Not unlike the familiar ancient Live Oaks that lined Beach Boulevard, the Florence Gardens magnolias were battered and had lost their luster. For the months following the storm they fought to survive but remained weak and brittle, teetering on the edge of viability. When they finally received fresh water and some straightening treatment, they perked up and held on, almost signaling that they knew that better days were yet to come.
As if the trees had not faced enough threats to their survival, they endured the difficult transplant process in December of 2006, forced to adjust once more to new conditions, tougher soils with an altogether different chemical composition, and the sharing of nutrients with other plants. In Spring 2007 the magnolias managed to put out a few new leaves, but no major growth was evident. Their demise seemed a foregone conclusion.

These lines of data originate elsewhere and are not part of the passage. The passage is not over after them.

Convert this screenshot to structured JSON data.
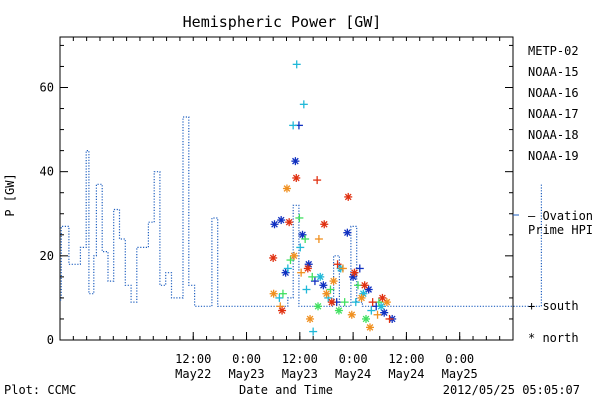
{
  "chart_data": {
    "type": "line",
    "title": "Hemispheric Power [GW]",
    "xlabel": "Date and Time",
    "ylabel": "P [GW]",
    "ylim": [
      0,
      72
    ],
    "xlim": [
      "2012-05-21 06:00",
      "2012-05-25 12:00"
    ],
    "yticks": [
      0,
      20,
      40,
      60
    ],
    "xticks": [
      {
        "at": "2012-05-22 12:00",
        "top": "12:00",
        "bottom": "May22"
      },
      {
        "at": "2012-05-23 00:00",
        "top": "0:00",
        "bottom": "May23"
      },
      {
        "at": "2012-05-23 12:00",
        "top": "12:00",
        "bottom": "May23"
      },
      {
        "at": "2012-05-24 00:00",
        "top": "0:00",
        "bottom": "May24"
      },
      {
        "at": "2012-05-24 12:00",
        "top": "12:00",
        "bottom": "May24"
      },
      {
        "at": "2012-05-25 00:00",
        "top": "0:00",
        "bottom": "May25"
      }
    ],
    "footer_left": "Plot: CCMC",
    "footer_right": "2012/05/25 05:05:07",
    "ovation": {
      "legend_line1": "— Ovation",
      "legend_line2": "Prime HPI",
      "color": "#2060c0",
      "hours": [
        0,
        0.3,
        2,
        3.3,
        4.6,
        5.9,
        6.5,
        7.6,
        8.2,
        9.5,
        10.8,
        12.1,
        13.4,
        14.7,
        16.0,
        17.3,
        18.6,
        19.9,
        21.2,
        22.5,
        23.8,
        25.1,
        26.4,
        27.7,
        29.0,
        30.3,
        31.6,
        32.9,
        34.2,
        35.5,
        38.0,
        40.6,
        43.2,
        45.8,
        48.4,
        49.2,
        50.4,
        51.3,
        52.5,
        53.8,
        55.1,
        56.4,
        57.7,
        59.0,
        60.3,
        61.6,
        62.9,
        64.2,
        65.5,
        66.8,
        68.1,
        69.4,
        70.7,
        72.0,
        73.3,
        74.6,
        75.9,
        77.2,
        78.5,
        79.8,
        81.1,
        82.4,
        83.7,
        85.0,
        86.3,
        87.6,
        88.9,
        90.2,
        91.5,
        92.8,
        94.1,
        95.4,
        96.7,
        98.0,
        99.3,
        100.6,
        101.9,
        103.2,
        104.5,
        105.8,
        107.1,
        108.4,
        108.5
      ],
      "values": [
        9.5,
        27,
        18,
        18,
        22,
        45,
        11,
        20,
        37,
        21,
        14,
        31,
        24,
        13,
        9,
        22,
        22,
        28,
        40,
        13,
        16,
        10,
        10,
        53,
        13,
        8,
        8,
        8,
        29,
        8,
        8,
        8,
        8,
        8,
        8,
        8,
        8,
        10,
        32,
        8,
        8,
        8,
        8,
        8,
        8,
        20,
        8,
        8,
        27,
        9,
        8,
        8,
        8,
        8,
        8,
        8,
        8,
        8,
        8,
        8,
        8,
        8,
        8,
        8,
        8,
        8,
        8,
        8,
        8,
        8,
        8,
        8,
        8,
        8,
        8,
        8,
        8,
        8,
        8,
        8,
        8,
        37,
        37
      ]
    },
    "symbols": {
      "south": "+",
      "north": "*"
    },
    "series": [
      {
        "name": "METP-02",
        "color": "#000000",
        "points": []
      },
      {
        "name": "NOAA-15",
        "color": "#1030c0",
        "points": [
          {
            "x": 48.3,
            "y": 27.5,
            "s": "*"
          },
          {
            "x": 49.8,
            "y": 28.5,
            "s": "*"
          },
          {
            "x": 53.8,
            "y": 51,
            "s": "+"
          },
          {
            "x": 53.0,
            "y": 42.5,
            "s": "*"
          },
          {
            "x": 54.6,
            "y": 25,
            "s": "*"
          },
          {
            "x": 56.0,
            "y": 18,
            "s": "*"
          },
          {
            "x": 57.4,
            "y": 14,
            "s": "+"
          },
          {
            "x": 59.3,
            "y": 13,
            "s": "*"
          },
          {
            "x": 64.7,
            "y": 25.5,
            "s": "*"
          },
          {
            "x": 66.0,
            "y": 15,
            "s": "*"
          },
          {
            "x": 67.5,
            "y": 17,
            "s": "+"
          },
          {
            "x": 69.5,
            "y": 12,
            "s": "*"
          },
          {
            "x": 71.2,
            "y": 8,
            "s": "+"
          },
          {
            "x": 73.0,
            "y": 6.5,
            "s": "*"
          },
          {
            "x": 74.8,
            "y": 5,
            "s": "*"
          },
          {
            "x": 50.8,
            "y": 16,
            "s": "*"
          },
          {
            "x": 62.3,
            "y": 9,
            "s": "+"
          }
        ]
      },
      {
        "name": "NOAA-16",
        "color": "#20b8d8",
        "points": [
          {
            "x": 52.5,
            "y": 51,
            "s": "+"
          },
          {
            "x": 53.3,
            "y": 65.5,
            "s": "+"
          },
          {
            "x": 54.9,
            "y": 56,
            "s": "+"
          },
          {
            "x": 49.4,
            "y": 10,
            "s": "+"
          },
          {
            "x": 51.3,
            "y": 17,
            "s": "+"
          },
          {
            "x": 54.1,
            "y": 22,
            "s": "+"
          },
          {
            "x": 55.5,
            "y": 12,
            "s": "+"
          },
          {
            "x": 57.0,
            "y": 2,
            "s": "+"
          },
          {
            "x": 58.6,
            "y": 15,
            "s": "*"
          },
          {
            "x": 60.4,
            "y": 10,
            "s": "+"
          },
          {
            "x": 63.2,
            "y": 17,
            "s": "*"
          },
          {
            "x": 66.6,
            "y": 9,
            "s": "+"
          },
          {
            "x": 68.3,
            "y": 11,
            "s": "*"
          },
          {
            "x": 70.1,
            "y": 7,
            "s": "+"
          },
          {
            "x": 72.3,
            "y": 8,
            "s": "*"
          }
        ]
      },
      {
        "name": "NOAA-17",
        "color": "#40e060",
        "points": [
          {
            "x": 53.9,
            "y": 29,
            "s": "+"
          },
          {
            "x": 51.9,
            "y": 19,
            "s": "+"
          },
          {
            "x": 55.2,
            "y": 24,
            "s": "+"
          },
          {
            "x": 50.2,
            "y": 11,
            "s": "+"
          },
          {
            "x": 56.8,
            "y": 15,
            "s": "+"
          },
          {
            "x": 58.1,
            "y": 8,
            "s": "*"
          },
          {
            "x": 60.9,
            "y": 12,
            "s": "+"
          },
          {
            "x": 62.8,
            "y": 7,
            "s": "*"
          },
          {
            "x": 64.1,
            "y": 9,
            "s": "+"
          },
          {
            "x": 67.1,
            "y": 13,
            "s": "+"
          },
          {
            "x": 68.9,
            "y": 5,
            "s": "*"
          },
          {
            "x": 71.8,
            "y": 9,
            "s": "+"
          }
        ]
      },
      {
        "name": "NOAA-18",
        "color": "#f09020",
        "points": [
          {
            "x": 51.1,
            "y": 36,
            "s": "*"
          },
          {
            "x": 48.1,
            "y": 11,
            "s": "*"
          },
          {
            "x": 49.6,
            "y": 8,
            "s": "+"
          },
          {
            "x": 52.7,
            "y": 20,
            "s": "*"
          },
          {
            "x": 54.3,
            "y": 16,
            "s": "+"
          },
          {
            "x": 56.3,
            "y": 5,
            "s": "*"
          },
          {
            "x": 58.3,
            "y": 24,
            "s": "+"
          },
          {
            "x": 60.0,
            "y": 11,
            "s": "*"
          },
          {
            "x": 61.6,
            "y": 14,
            "s": "*"
          },
          {
            "x": 63.7,
            "y": 17,
            "s": "+"
          },
          {
            "x": 65.7,
            "y": 6,
            "s": "*"
          },
          {
            "x": 67.9,
            "y": 10,
            "s": "*"
          },
          {
            "x": 69.8,
            "y": 3,
            "s": "*"
          },
          {
            "x": 71.5,
            "y": 6,
            "s": "+"
          },
          {
            "x": 73.6,
            "y": 9,
            "s": "*"
          }
        ]
      },
      {
        "name": "NOAA-19",
        "color": "#e03010",
        "points": [
          {
            "x": 48.0,
            "y": 19.5,
            "s": "*"
          },
          {
            "x": 51.6,
            "y": 28,
            "s": "*"
          },
          {
            "x": 53.2,
            "y": 38.5,
            "s": "*"
          },
          {
            "x": 50.0,
            "y": 7,
            "s": "*"
          },
          {
            "x": 55.8,
            "y": 17,
            "s": "*"
          },
          {
            "x": 57.9,
            "y": 38,
            "s": "+"
          },
          {
            "x": 59.5,
            "y": 27.5,
            "s": "*"
          },
          {
            "x": 61.2,
            "y": 9,
            "s": "*"
          },
          {
            "x": 64.9,
            "y": 34,
            "s": "*"
          },
          {
            "x": 66.3,
            "y": 16,
            "s": "*"
          },
          {
            "x": 68.6,
            "y": 13,
            "s": "*"
          },
          {
            "x": 70.4,
            "y": 9,
            "s": "+"
          },
          {
            "x": 72.6,
            "y": 10,
            "s": "*"
          },
          {
            "x": 74.2,
            "y": 5,
            "s": "+"
          },
          {
            "x": 62.5,
            "y": 18,
            "s": "+"
          }
        ]
      }
    ]
  }
}
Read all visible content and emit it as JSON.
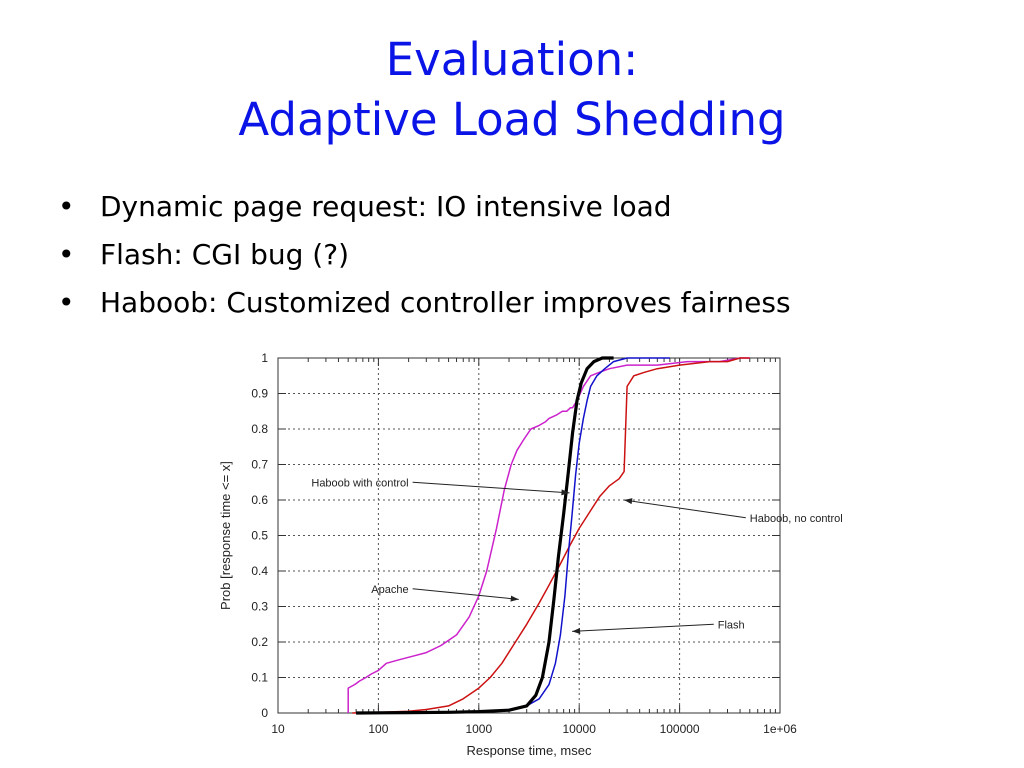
{
  "slide": {
    "title_line1": "Evaluation:",
    "title_line2": "Adaptive Load Shedding",
    "bullet_glyph": "•",
    "bullets": [
      "Dynamic page request: IO intensive load",
      "Flash: CGI bug (?)",
      "Haboob: Customized controller improves fairness"
    ],
    "title_color": "#0a14e6"
  },
  "chart_data": {
    "type": "line",
    "xscale": "log",
    "xlim": [
      10,
      1000000
    ],
    "ylim": [
      0,
      1
    ],
    "grid": true,
    "xlabel": "Response time, msec",
    "ylabel": "Prob [response time <= x]",
    "xticks": [
      10,
      100,
      1000,
      10000,
      100000,
      1000000
    ],
    "xtick_labels": [
      "10",
      "100",
      "1000",
      "10000",
      "100000",
      "1e+06"
    ],
    "yticks": [
      0,
      0.1,
      0.2,
      0.3,
      0.4,
      0.5,
      0.6,
      0.7,
      0.8,
      0.9,
      1
    ],
    "ytick_labels": [
      "0",
      "0.1",
      "0.2",
      "0.3",
      "0.4",
      "0.5",
      "0.6",
      "0.7",
      "0.8",
      "0.9",
      "1"
    ],
    "series": [
      {
        "name": "Apache",
        "color": "#cc22cc",
        "width": 1.5,
        "x": [
          50,
          50,
          58,
          65,
          75,
          85,
          100,
          120,
          160,
          220,
          300,
          420,
          600,
          800,
          1000,
          1200,
          1500,
          1800,
          2100,
          2400,
          2800,
          3300,
          4000,
          4600,
          5000,
          6000,
          6800,
          7500,
          8200,
          8600,
          9500,
          11000,
          13000,
          16000,
          20000,
          30000,
          60000,
          120000,
          250000,
          400000,
          500000
        ],
        "y": [
          0,
          0.07,
          0.08,
          0.09,
          0.1,
          0.11,
          0.12,
          0.14,
          0.15,
          0.16,
          0.17,
          0.19,
          0.22,
          0.27,
          0.33,
          0.4,
          0.52,
          0.63,
          0.7,
          0.74,
          0.77,
          0.8,
          0.81,
          0.82,
          0.83,
          0.84,
          0.85,
          0.85,
          0.86,
          0.86,
          0.88,
          0.92,
          0.95,
          0.96,
          0.97,
          0.98,
          0.98,
          0.99,
          0.99,
          1.0,
          1.0
        ]
      },
      {
        "name": "Haboob, no control",
        "color": "#cc1111",
        "width": 1.5,
        "x": [
          55,
          100,
          200,
          300,
          500,
          700,
          1000,
          1300,
          1700,
          2200,
          3000,
          4000,
          5000,
          6500,
          8000,
          10000,
          13000,
          16000,
          20000,
          25000,
          28000,
          29000,
          30000,
          35000,
          45000,
          60000,
          100000,
          200000,
          300000,
          400000,
          500000
        ],
        "y": [
          0,
          0.002,
          0.005,
          0.01,
          0.02,
          0.04,
          0.07,
          0.1,
          0.14,
          0.19,
          0.25,
          0.31,
          0.36,
          0.42,
          0.47,
          0.52,
          0.57,
          0.61,
          0.64,
          0.66,
          0.68,
          0.8,
          0.92,
          0.95,
          0.96,
          0.97,
          0.98,
          0.99,
          0.99,
          1.0,
          1.0
        ]
      },
      {
        "name": "Flash",
        "color": "#1111cc",
        "width": 1.5,
        "x": [
          60,
          200,
          500,
          1000,
          2000,
          3000,
          4000,
          5000,
          5800,
          6500,
          7200,
          7800,
          8500,
          9200,
          10000,
          11000,
          12000,
          13000,
          15000,
          18000,
          22000,
          30000,
          50000,
          80000
        ],
        "y": [
          0,
          0.001,
          0.002,
          0.004,
          0.01,
          0.02,
          0.04,
          0.08,
          0.14,
          0.22,
          0.33,
          0.45,
          0.56,
          0.67,
          0.76,
          0.83,
          0.88,
          0.92,
          0.95,
          0.97,
          0.99,
          1.0,
          1.0,
          1.0
        ]
      },
      {
        "name": "Haboob with control",
        "color": "#000000",
        "width": 3.2,
        "x": [
          60,
          200,
          500,
          1000,
          2000,
          3000,
          3700,
          4300,
          5000,
          5600,
          6200,
          7000,
          7800,
          8600,
          9500,
          10500,
          12000,
          14000,
          17000,
          20000,
          22000
        ],
        "y": [
          0,
          0.001,
          0.002,
          0.004,
          0.008,
          0.02,
          0.05,
          0.1,
          0.2,
          0.32,
          0.44,
          0.56,
          0.68,
          0.79,
          0.88,
          0.93,
          0.97,
          0.99,
          1.0,
          1.0,
          1.0
        ]
      }
    ],
    "annotations": [
      {
        "text": "Haboob with control",
        "x": 200,
        "y": 0.65,
        "arrow_to": [
          8000,
          0.62
        ],
        "text_anchor": "end"
      },
      {
        "text": "Haboob, no control",
        "x": 500000,
        "y": 0.55,
        "arrow_to": [
          28000,
          0.6
        ],
        "text_anchor": "start"
      },
      {
        "text": "Apache",
        "x": 200,
        "y": 0.35,
        "arrow_to": [
          2500,
          0.32
        ],
        "text_anchor": "end"
      },
      {
        "text": "Flash",
        "x": 240000,
        "y": 0.25,
        "arrow_to": [
          8500,
          0.23
        ],
        "text_anchor": "start"
      }
    ]
  }
}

In 2008 several steps were taken to wake these sleeping "Green Giants." An arborist recommended that we attempt to lower the soil’s pH to stimulate growth. Another tree expert injected a kind of "forest floor tea", packed with the nutrients found in decomposing leaf litter from the forest floor-- a process which also aerated the tightly compacted clay soil in which the trees had been planted. Our magnolias appreciated this kind of pampering and promptly shot out their first new branches in several years. Shunned by the original grower, enduring multiple relocations and transplants from one soil to another, surviving the hurricane-of-the-century and waiting through periods of necessary neglect followed by experimental rejuvenation techniques—this litany of challenges to their very existence notwithstanding, the survivor magnolias of Florence Gardens Boulevard had turned the proverbial corner.
As you drive up Florence Gardens Boulevard over the next couple of months and you see the beloved blooms of the magnolias’ flowers, roll your window down, drive a little slower and breathe deeply the familiar scent of Mississippi’s springtime. The smell may be even sweeter now that you know what they have been through and how they survived.